Prof. Emmanuel Candes, a famous statistician from Stanford University, developed, in collaboration with Rina Foygel Barber, the knockoff filter method (Annals of Statistics, 43:2055, 2015), which is quite similar to our general TDC-FDR method. However, our "+1" correction and FDR control theorem was given earlier, though in the context of mass spectrometry (Kun He, master-degree thesis, 2013). As recognized by Prof. William Noble from the University of Washington and Prof. Uri Keich from the University of Sydney in their recent papers (Journal of Proteome Research, 18:585-593, 2019; arXiv: 1907.01458, 2019), our and Candes's results are independent researches:

“The +1 correction was proved by Barber and Candès (The Annals of Statistics, 43:2055, 2015) in the context of linear regression (see their “knockoff+” procedure) and by He et al. (arXiv, 2015) in the context of mass spectrometry (see their equation 25). ” 
—— Cited from (Journal of Proteome Research, 18:585-593, 2019)

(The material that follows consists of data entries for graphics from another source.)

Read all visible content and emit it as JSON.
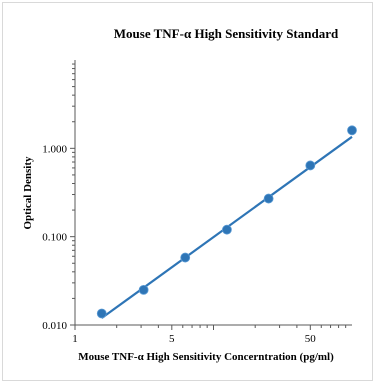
{
  "chart_data": {
    "type": "scatter",
    "title": "Mouse TNF-α High Sensitivity Standard",
    "xlabel": "Mouse TNF-α High Sensitivity Concerntration (pg/ml)",
    "ylabel": "Optical Density",
    "x_scale": "log",
    "y_scale": "log",
    "xlim": [
      1,
      100
    ],
    "ylim": [
      0.01,
      10
    ],
    "x_ticks": [
      1,
      5,
      50
    ],
    "x_tick_labels": [
      "1",
      "5",
      "50"
    ],
    "y_ticks": [
      0.01,
      0.1,
      1
    ],
    "y_tick_labels": [
      "0.010",
      "0.100",
      "1.000"
    ],
    "grid": false,
    "legend": "none",
    "series": [
      {
        "color": "#2e75b6",
        "points": [
          {
            "x": 1.56,
            "y": 0.0135
          },
          {
            "x": 3.13,
            "y": 0.025
          },
          {
            "x": 6.25,
            "y": 0.058
          },
          {
            "x": 12.5,
            "y": 0.12
          },
          {
            "x": 25,
            "y": 0.27
          },
          {
            "x": 50,
            "y": 0.64
          },
          {
            "x": 100,
            "y": 1.6
          }
        ]
      }
    ],
    "fit_line": {
      "color": "#2e75b6",
      "from": {
        "x": 1.56,
        "y": 0.012
      },
      "to": {
        "x": 100,
        "y": 1.35
      }
    }
  }
}
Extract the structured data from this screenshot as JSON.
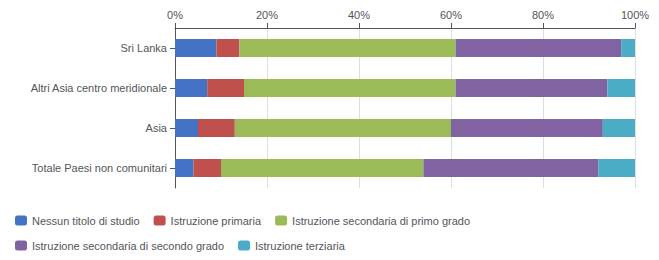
{
  "chart_data": {
    "type": "bar",
    "orientation": "horizontal",
    "stacked": true,
    "categories": [
      "Sri Lanka",
      "Altri Asia centro meridionale",
      "Asia",
      "Totale Paesi non comunitari"
    ],
    "series": [
      {
        "name": "Nessun titolo di studio",
        "color": "#4472c4",
        "values": [
          9,
          7,
          5,
          4
        ]
      },
      {
        "name": "Istruzione primaria",
        "color": "#c0504d",
        "values": [
          5,
          8,
          8,
          6
        ]
      },
      {
        "name": "Istruzione secondaria di primo grado",
        "color": "#9bbb59",
        "values": [
          47,
          46,
          47,
          44
        ]
      },
      {
        "name": "Istruzione secondaria di secondo grado",
        "color": "#8064a2",
        "values": [
          36,
          33,
          33,
          38
        ]
      },
      {
        "name": "Istruzione terziaria",
        "color": "#4bacc6",
        "values": [
          3,
          6,
          7,
          8
        ]
      }
    ],
    "xlim": [
      0,
      100
    ],
    "xticks": [
      {
        "value": 0,
        "label": "0%"
      },
      {
        "value": 20,
        "label": "20%"
      },
      {
        "value": 40,
        "label": "40%"
      },
      {
        "value": 60,
        "label": "60%"
      },
      {
        "value": 80,
        "label": "80%"
      },
      {
        "value": 100,
        "label": "100%"
      }
    ],
    "grid": true,
    "legend": "bottom"
  }
}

“The TDC approach has been theoretically established (subject to a small finite-sample correction) by He et al.(arXiv, 2015) and independently, and in a much wider context, by Barber and Candès (The Annals of Statistics, 43:2055, 2015).”
—— Cited from (arXiv: 1907.01458, 2019)

In addition, in solving the problem of protein homology prediction, We proposed several learning-to-rank algorithms based on kernel machines (e.g. SVM). With the local data normalization and the support-vector down sampling methods, we achieved the Champion Award (Tied for 1st Place Overall, Honorable Mentions for Squared Error and Average Precision in protein homology prediction task) in the ACM KDDCUP-2004 data mining competition. This was the first time that Chinese researchers have won the championship in KDDCUP, the most influential data mining competition worldwide. A query-adaptive ensemble learning algorithm was proposed later and had a better performance (ISBRA, 2011).